Article 2 : A concurrence des sommes respectives de 7 403 euros et 8 547 euros en ce qui concerne la cotisation de taxe foncière sur les propriétés bâties à laquelle la SAS Caterpillar France a été assujettie au titre des années 2009 et 2010, et à concurrence des sommes respectives de 5 286 euros, 7 976 euros, 8 091 euros en ce qui concerne la cotisation foncière des entreprises à laquelle la société appelante a été assujettie au titre des années 2010, 2011 et 2012, il n'y a pas lieu de statuer sur les conclusions de la requête.

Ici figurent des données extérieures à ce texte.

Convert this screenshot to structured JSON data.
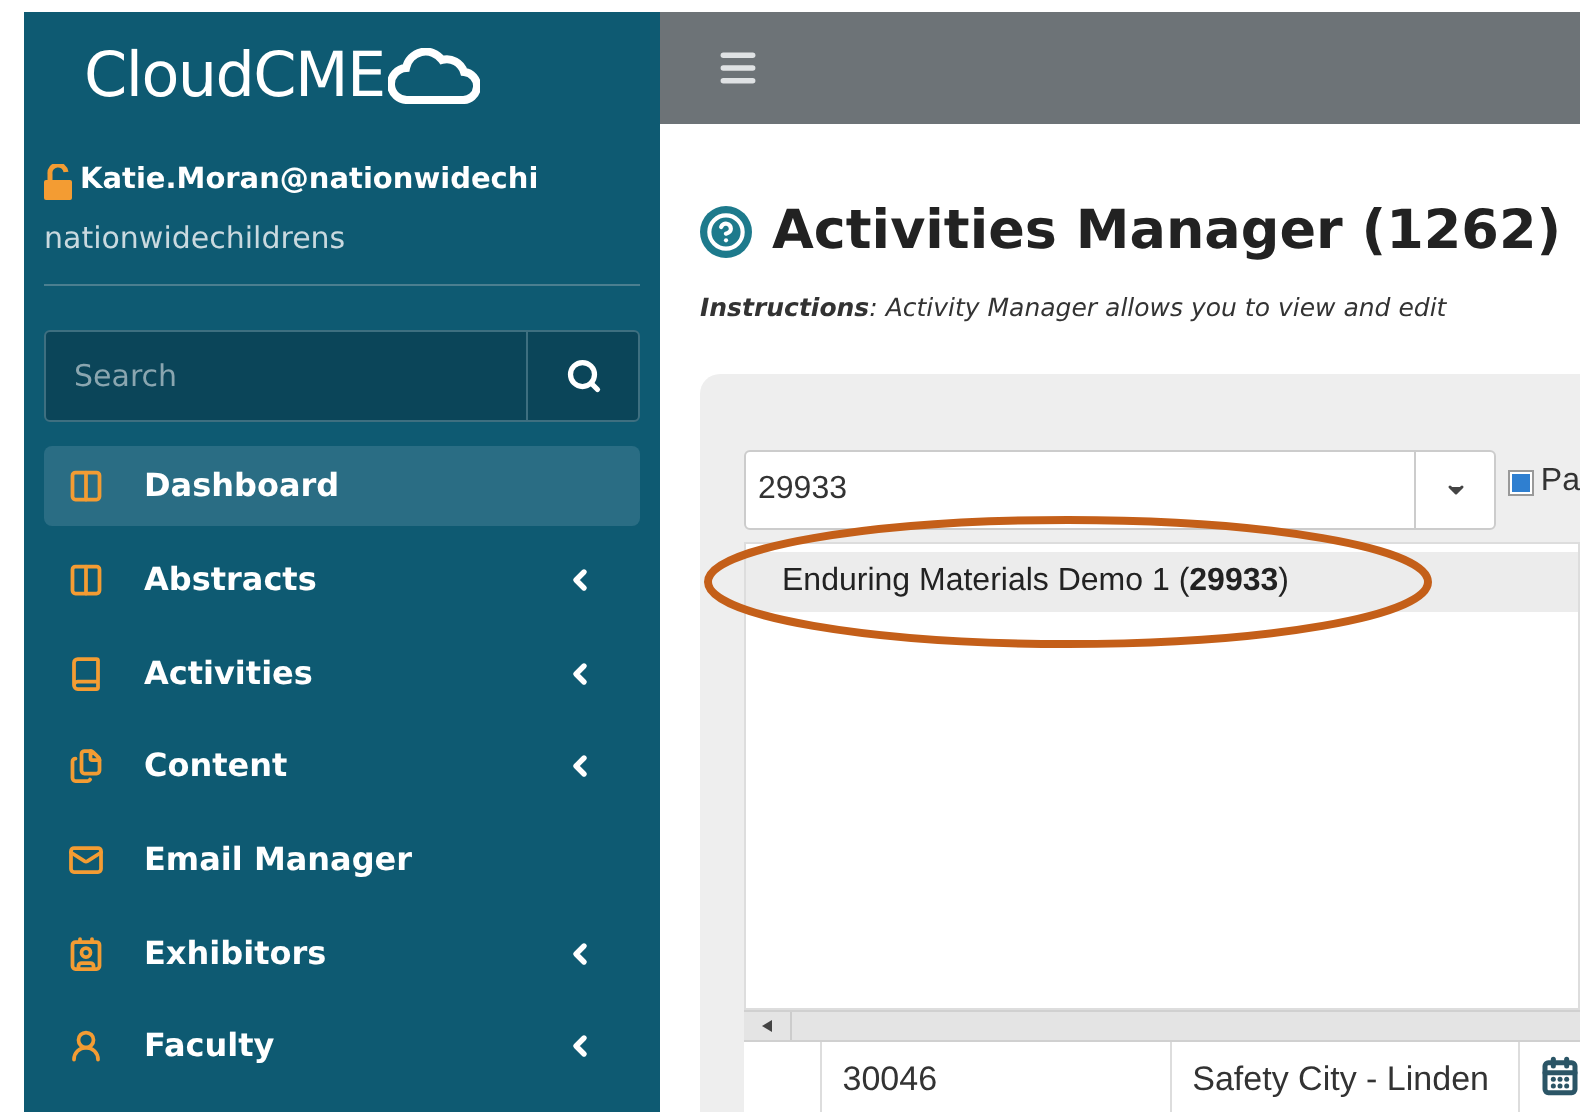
{
  "sidebar": {
    "logo": "CloudCME",
    "user": {
      "email": "Katie.Moran@nationwidechi",
      "org": "nationwidechildrens"
    },
    "search": {
      "placeholder": "Search"
    },
    "items": [
      {
        "label": "Dashboard",
        "kind": "columns",
        "selected": true,
        "submenu": false
      },
      {
        "label": "Abstracts",
        "kind": "columns",
        "selected": false,
        "submenu": true
      },
      {
        "label": "Activities",
        "kind": "book",
        "selected": false,
        "submenu": true
      },
      {
        "label": "Content",
        "kind": "files",
        "selected": false,
        "submenu": true
      },
      {
        "label": "Email Manager",
        "kind": "mail",
        "selected": false,
        "submenu": false
      },
      {
        "label": "Exhibitors",
        "kind": "contact",
        "selected": false,
        "submenu": true
      },
      {
        "label": "Faculty",
        "kind": "person",
        "selected": false,
        "submenu": true
      }
    ]
  },
  "page": {
    "title": "Activities Manager (1262)",
    "instructions": "**Instructions**: Activity Manager allows you to view and edit",
    "combo": {
      "value": "29933"
    },
    "checkbox": {
      "label": "Pa",
      "checked": true
    },
    "options": [
      {
        "text": "Enduring Materials Demo 1 (**29933**)",
        "selected": true
      }
    ],
    "row": [
      "30046",
      "Safety City - Linden"
    ]
  }
}
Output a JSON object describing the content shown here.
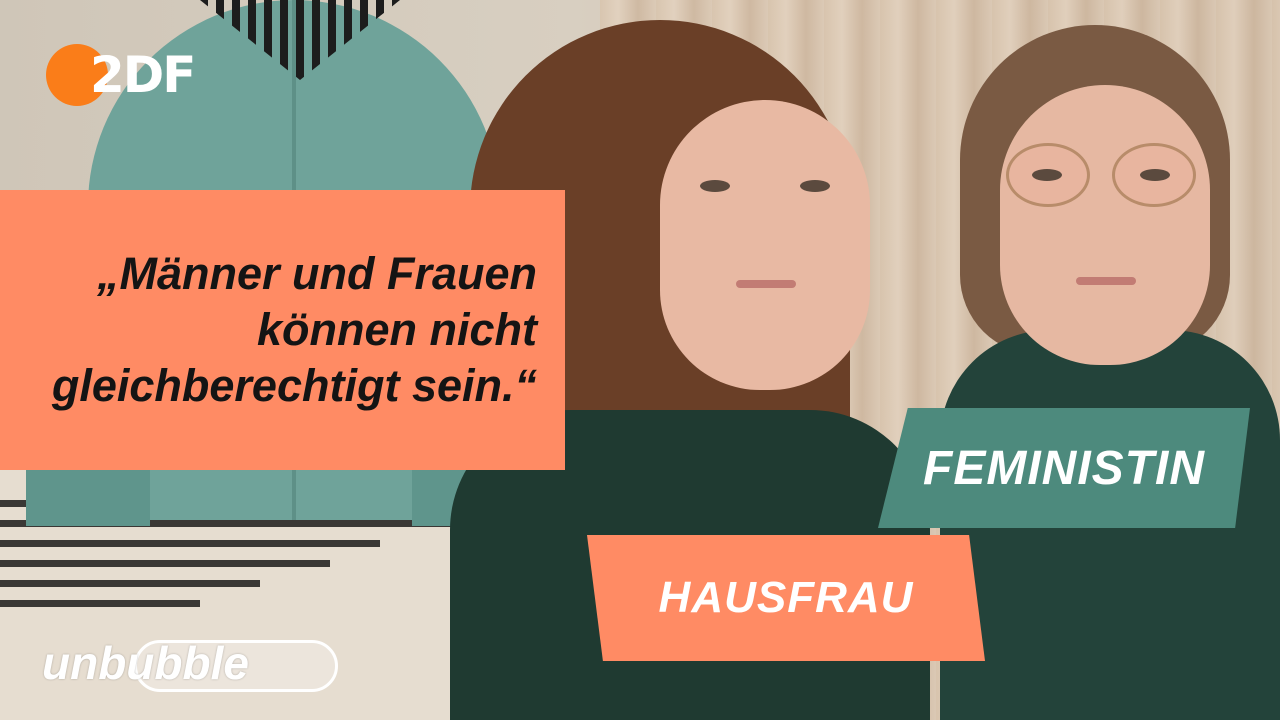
{
  "channel_logo": {
    "text": "2DF"
  },
  "quote": {
    "text": "„Männer und Frauen können nicht gleichberechtigt sein.“"
  },
  "labels": {
    "feminist": "FEMINISTIN",
    "housewife": "HAUSFRAU"
  },
  "show_logo": {
    "text": "unbubble"
  },
  "colors": {
    "orange": "#ff8b64",
    "teal": "#4d8a7d",
    "logo_orange": "#fa7d19"
  }
}
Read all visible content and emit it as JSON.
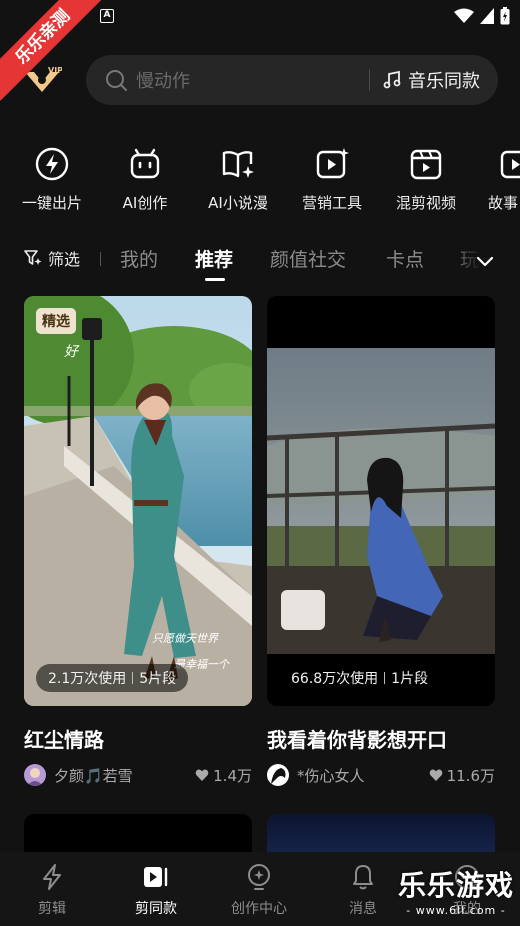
{
  "status_bar": {
    "a_icon": "A"
  },
  "ribbon": {
    "text": "乐乐亲测"
  },
  "header": {
    "logo_text": "VIP",
    "search_placeholder": "慢动作",
    "music_label": "音乐同款"
  },
  "tools": [
    {
      "label": "一键出片",
      "icon": "lightning-icon"
    },
    {
      "label": "AI创作",
      "icon": "robot-icon"
    },
    {
      "label": "AI小说漫",
      "icon": "book-icon"
    },
    {
      "label": "营销工具",
      "icon": "play-sparkle-icon"
    },
    {
      "label": "混剪视频",
      "icon": "clapper-icon"
    },
    {
      "label": "故事",
      "icon": "play-icon"
    }
  ],
  "tabs": {
    "filter_label": "筛选",
    "items": [
      "我的",
      "推荐",
      "颜值社交",
      "卡点",
      "玩"
    ],
    "active": "推荐"
  },
  "cards": [
    {
      "badge": "精选",
      "uses": "2.1万次使用",
      "segments": "5片段",
      "title": "红尘情路",
      "author": "夕颜🎵若雪",
      "likes": "1.4万",
      "overlay_text_1": "好",
      "overlay_text_2": "只愿做天世界",
      "overlay_text_3": "最幸福一个"
    },
    {
      "uses": "66.8万次使用",
      "segments": "1片段",
      "title": "我看着你背影想开口",
      "author": "*伤心女人",
      "likes": "11.6万"
    }
  ],
  "bottom_nav": [
    {
      "label": "剪辑",
      "icon": "lightning-outline-icon"
    },
    {
      "label": "剪同款",
      "icon": "video-template-icon"
    },
    {
      "label": "创作中心",
      "icon": "bulb-icon"
    },
    {
      "label": "消息",
      "icon": "bell-icon"
    },
    {
      "label": "我的",
      "icon": "smile-icon"
    }
  ],
  "nav_active": "剪同款",
  "watermark": {
    "title": "乐乐游戏",
    "url": "- www.6ll.com -"
  },
  "colors": {
    "background": "#121212",
    "ribbon": "#e53535",
    "badge": "#efe3cf"
  }
}
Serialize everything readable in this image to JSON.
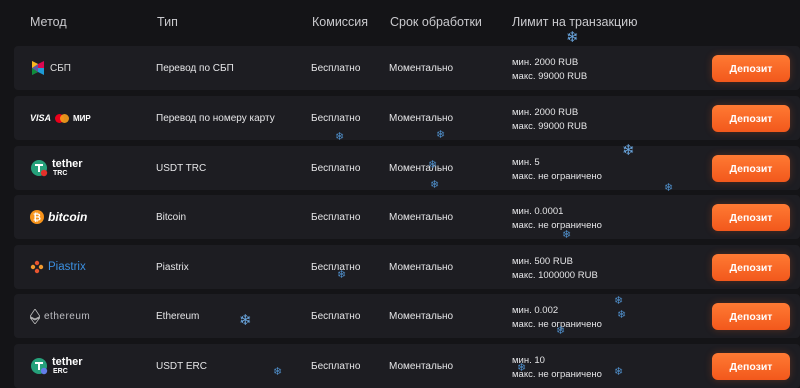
{
  "header": {
    "method": "Метод",
    "type": "Тип",
    "fee": "Комиссия",
    "time": "Срок обработки",
    "limit": "Лимит на транзакцию"
  },
  "rows": [
    {
      "logo": "sbp-logo",
      "logo_text": "СБП",
      "type": "Перевод по СБП",
      "fee": "Бесплатно",
      "time": "Моментально",
      "limit_min": "мин. 2000 RUB",
      "limit_max": "макс. 99000 RUB",
      "button": "Депозит"
    },
    {
      "logo": "visa-mastercard-mir-logo",
      "logo_text": "VISA MИР",
      "type": "Перевод по номеру карту",
      "fee": "Бесплатно",
      "time": "Моментально",
      "limit_min": "мин. 2000 RUB",
      "limit_max": "макс. 99000 RUB",
      "button": "Депозит"
    },
    {
      "logo": "tether-trc-logo",
      "logo_text": "tether",
      "logo_sub": "TRC",
      "type": "USDT TRC",
      "fee": "Бесплатно",
      "time": "Моментально",
      "limit_min": "мин. 5",
      "limit_max": "макс. не ограничено",
      "button": "Депозит"
    },
    {
      "logo": "bitcoin-logo",
      "logo_text": "bitcoin",
      "type": "Bitcoin",
      "fee": "Бесплатно",
      "time": "Моментально",
      "limit_min": "мин. 0.0001",
      "limit_max": "макс. не ограничено",
      "button": "Депозит"
    },
    {
      "logo": "piastrix-logo",
      "logo_text": "Piastrix",
      "type": "Piastrix",
      "fee": "Бесплатно",
      "time": "Моментально",
      "limit_min": "мин. 500 RUB",
      "limit_max": "макс. 1000000 RUB",
      "button": "Депозит"
    },
    {
      "logo": "ethereum-logo",
      "logo_text": "ethereum",
      "type": "Ethereum",
      "fee": "Бесплатно",
      "time": "Моментально",
      "limit_min": "мин. 0.002",
      "limit_max": "макс. не ограничено",
      "button": "Депозит"
    },
    {
      "logo": "tether-erc-logo",
      "logo_text": "tether",
      "logo_sub": "ERC",
      "type": "USDT ERC",
      "fee": "Бесплатно",
      "time": "Моментально",
      "limit_min": "мин. 10",
      "limit_max": "макс. не ограничено",
      "button": "Депозит"
    }
  ],
  "colors": {
    "accent": "#f2581c",
    "row_bg": "#1d1d22",
    "page_bg": "#141417",
    "snowflake": "#4f8ec9"
  }
}
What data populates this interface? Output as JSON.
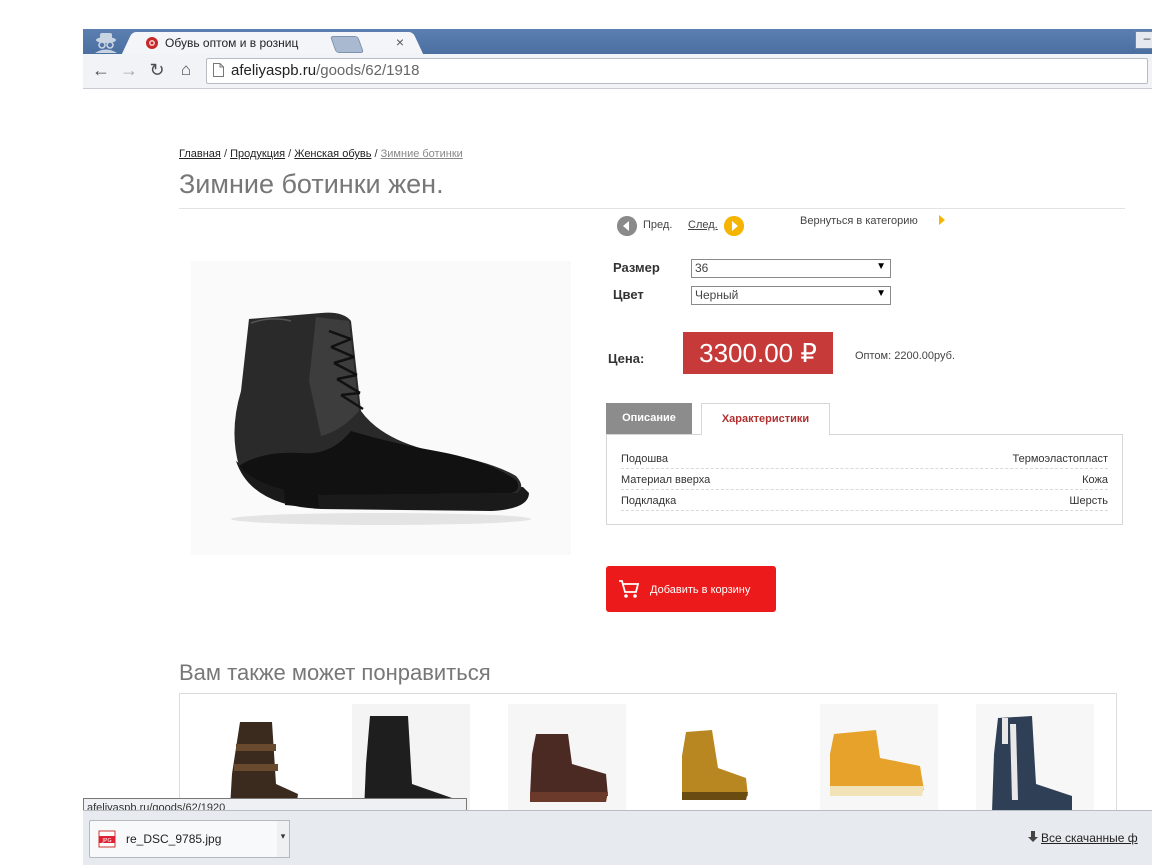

Article 3 : Les bases d'imposition de la SAS Caterpillar France à la taxe foncière de l'année 2009, dans la limite du complément d'impôt établi en 2010, à la taxe foncière de l'année 2010 et à la cotisation foncière des entreprises des années 2010, 2011 et 2012 à raison de son établissement situé à Grenoble sont réduites à raison de la réfaction de valeur locative résultant des points 18, 19, 20 et 30 du présent arrêt.
Article 4 : La SAS Caterpillar France est déchargée de la différence entre les impositions auxquelles elle a été assujettie dans les rôles de la commune de Grenoble et celles résultant de l'article 3 ci-dessus.
Article 5 : Le jugement du tribunal administratif de Grenoble du 28 mai 2015 est réformé en ce qu'il a de contraire au présent arrêt.
Article 6 : L'Etat versera à la SAS Caterpillar France la somme de 2 000 euros au titre de l'article L. 761-1 du code de justice administrative.
Article 7: Le surplus des conclusions de la requête de la SAS Caterpillar France est rejeté.
Article 8 : Le présent arrêt sera notifié à la SAS Caterpillar France et au ministre de l'action et des comptes publics.
Délibéré après l'audience du 6 février 2018, où siégeaient :
M. Bourrachot, président de chambre,
Mme Menasseyre, présidente assesseure,
Mme B..., première conseillère.
Lu en audience publique, le 6 mars 2018.
La rapporteure,
A. Menasseyre
Le président,
F. Bourrachot
Le greffier,
J. Billot
La République mande et ordonne au ministre de l'action et des comptes publics en ce qui le concerne ou à tous huissiers de justice à ce requis en ce qui concerne les voies de droit commun contre les parties privées, de pourvoir à l'exécution de la présente décision.